There is the issue of colours. The azaleas won’t be blooming. The leaves will have turned. You know you’ve found the right channel for the Masters when they come out of commercial break with a lingering crane shot over a random bush. That won’t work this time around.
This will be the loneliest Masters in history. A few guys walking around an enormous amusement park in off-season mode. It is a pretty perfect metaphor for our winter still to come.

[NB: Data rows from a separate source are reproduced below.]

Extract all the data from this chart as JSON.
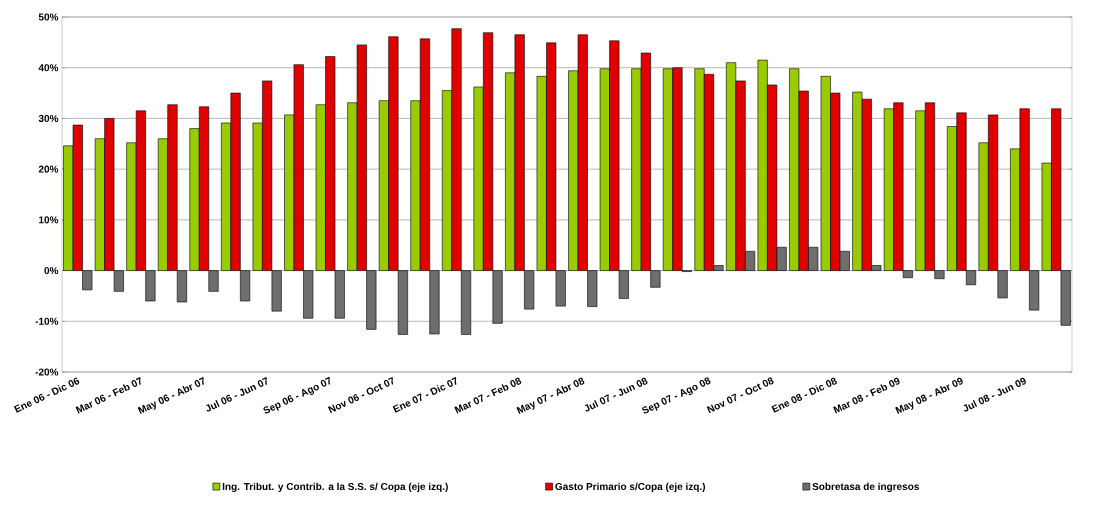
{
  "chart_data": {
    "type": "bar",
    "categories": [
      "Ene 06 - Dic 06",
      null,
      "Mar 06 - Feb 07",
      null,
      "May 06 - Abr 07",
      null,
      "Jul 06 - Jun 07",
      null,
      "Sep 06 - Ago 07",
      null,
      "Nov 06 - Oct 07",
      null,
      "Ene 07 - Dic 07",
      null,
      "Mar 07 - Feb 08",
      null,
      "May 07 - Abr 08",
      null,
      "Jul 07 - Jun 08",
      null,
      "Sep 07 - Ago 08",
      null,
      "Nov 07 - Oct 08",
      null,
      "Ene 08 - Dic 08",
      null,
      "Mar 08 - Feb 09",
      null,
      "May 08 - Abr 09",
      null,
      "Jul 08 - Jun 09",
      null
    ],
    "series": [
      {
        "name": "Ing. Tribut. y Contrib. a la S.S. s/ Copa (eje izq.)",
        "color": "#99cc00",
        "values": [
          24.6,
          26,
          25.2,
          26,
          28,
          29.1,
          29.1,
          30.7,
          32.7,
          33.1,
          33.5,
          33.5,
          35.5,
          36.2,
          39,
          38.3,
          39.4,
          39.8,
          39.8,
          39.8,
          39.8,
          41,
          41.5,
          39.8,
          38.3,
          35.2,
          31.9,
          31.5,
          28.4,
          25.2,
          24,
          21.2
        ]
      },
      {
        "name": "Gasto Primario s/Copa (eje izq.)",
        "color": "#e00000",
        "values": [
          28.7,
          30,
          31.5,
          32.7,
          32.3,
          35,
          37.4,
          40.6,
          42.2,
          44.5,
          46.1,
          45.7,
          47.7,
          46.9,
          46.5,
          44.9,
          46.5,
          45.3,
          42.9,
          40,
          38.7,
          37.4,
          36.6,
          35.4,
          35,
          33.8,
          33.1,
          33.1,
          31.1,
          30.7,
          31.9,
          31.9
        ]
      },
      {
        "name": "Sobretasa de ingresos",
        "color": "#6e6e6e",
        "values": [
          -3.8,
          -4.1,
          -6,
          -6.2,
          -4.1,
          -6,
          -8,
          -9.4,
          -9.4,
          -11.6,
          -12.6,
          -12.5,
          -12.6,
          -10.4,
          -7.6,
          -7,
          -7.1,
          -5.5,
          -3.3,
          -0.2,
          1,
          3.8,
          4.6,
          4.6,
          3.8,
          1,
          -1.4,
          -1.6,
          -2.8,
          -5.4,
          -7.8,
          -10.8
        ]
      }
    ],
    "ylim": [
      -20,
      50
    ],
    "yticks": [
      {
        "value": -20,
        "label": "-20%"
      },
      {
        "value": -10,
        "label": "-10%"
      },
      {
        "value": 0,
        "label": "0%"
      },
      {
        "value": 10,
        "label": "10%"
      },
      {
        "value": 20,
        "label": "20%"
      },
      {
        "value": 30,
        "label": "30%"
      },
      {
        "value": 40,
        "label": "40%"
      },
      {
        "value": 50,
        "label": "50%"
      }
    ],
    "grid": "y",
    "legend": "bottom"
  }
}
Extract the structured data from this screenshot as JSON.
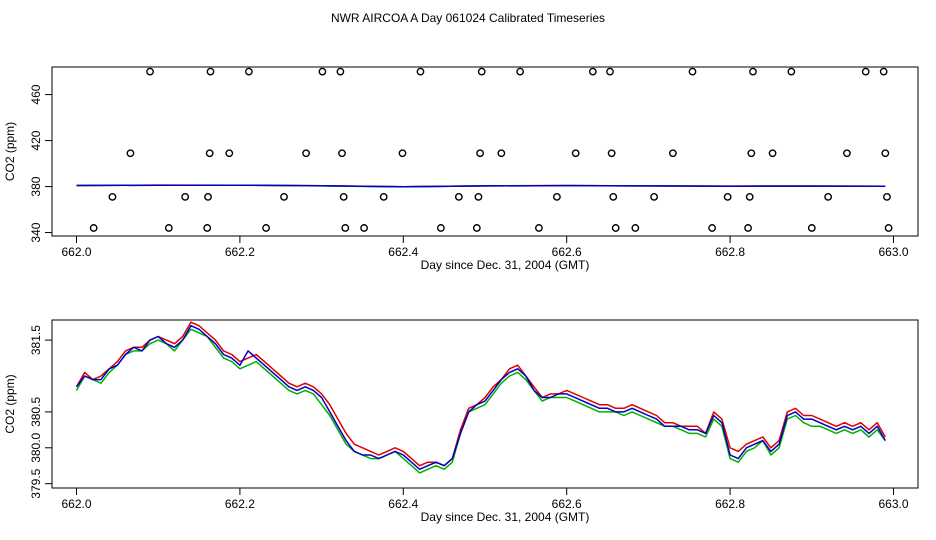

It’s too often been said in every sport that this has been the weirdest season in history. Across the board, it’s also been the worst. Operating without fans, bleeding money, playing in what often looks like a high-school gym, in a world that occasionally feels as if it’s spinning off its axis, watching sports has never been less fun. You could point to a dozen micro-reasons viewership was down across the board, but that’s what all of them boil down to. Sports are an escape from the real world. This year, they’ve been a reminder of it.
The Masters will play as the ultimate end of this idea – a fantasyland stripped of its bunting and its inhabitants, operating with a skeleton crew because it owes cash to its investors. Whoever wins this thing won’t hear the roar as he walks up 18 on Sunday. What he’ll probably get instead is a lawnmower off in the distance. It’s not clear if COVID protocols will allow the winners to exchange green jackets. Are they even allowed in the Butler Cabin together?
Face it. It’s going to be the worst Masters ever. But it will also be shot through with a hoped-for promise that the next one could be the sweetest.